Next expects full-year profits to come in at the top end of its previously guided range following a “better than anticipated” increase in sales during its third quarter.  

The fashion giant said pre-tax profit for its current fiscal year was now forecast at £365m – just shy of the £370m “upside” scenario Next mapped out at its interim results last month and £65m higher than its central guidance.  

It comes after Next registered a 2.8% uplift in full-price sales in the three months to October 24. Total sales during the same period were up 1.4%.

Next’s growth during the quarter was again driven by online – full-price sales made through its ecommerce channel jumped 23%. That compared with a 18% drop in full-price sales made through its physical stores.

Sales made on promotion dropped 12% compared with the same period last year.

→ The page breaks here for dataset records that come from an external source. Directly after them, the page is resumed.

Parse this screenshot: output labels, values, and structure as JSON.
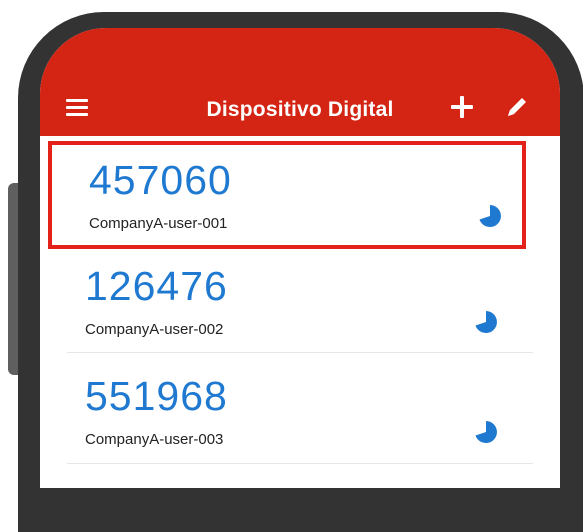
{
  "app": {
    "title": "Dispositivo Digital"
  },
  "accounts": [
    {
      "code": "457060",
      "name": "CompanyA-user-001",
      "selected": true
    },
    {
      "code": "126476",
      "name": "CompanyA-user-002",
      "selected": false
    },
    {
      "code": "551968",
      "name": "CompanyA-user-003",
      "selected": false
    }
  ],
  "colors": {
    "brand": "#d42414",
    "code": "#1f79d1",
    "highlight": "#e32219",
    "frame": "#333333"
  },
  "icons": {
    "menu": "menu-icon",
    "add": "add-icon",
    "edit": "pencil-icon",
    "timer": "countdown-pie-icon"
  }
}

Next blamed the decline on lower footfall to its shops and capacity restraints in its warehouses, which have prioritised full-price sales over clearance.

Despite its bullish profit expectations, Next warned that “there remains a very high degree of uncertainty in our estimates and much will depend on the progress of the pandemic, along with the government and consumer reaction to developments”.

It cautioned that full-price sales could fall 8% in its fourth quarter if further local lockdowns were implemented. A national two-week lockdown resulting in the closure of non-essential retail, similar to that being undertaken in Wales, could spark a 20% drop in sales during the last three months of its fiscal year.

Next said “the biggest single unknown” was whether England, Scotland and Northern Ireland would follow Wales’ lead by implementing such a lockdown and shutting non-essential stores.

It has forecast that a similar two-week closure would wipe around £57m off its full-price store sales, representing around 6% of the group’s expected revenues during the Golden Quarter.

Next will provide its Christmas trading update on January 5, 2021.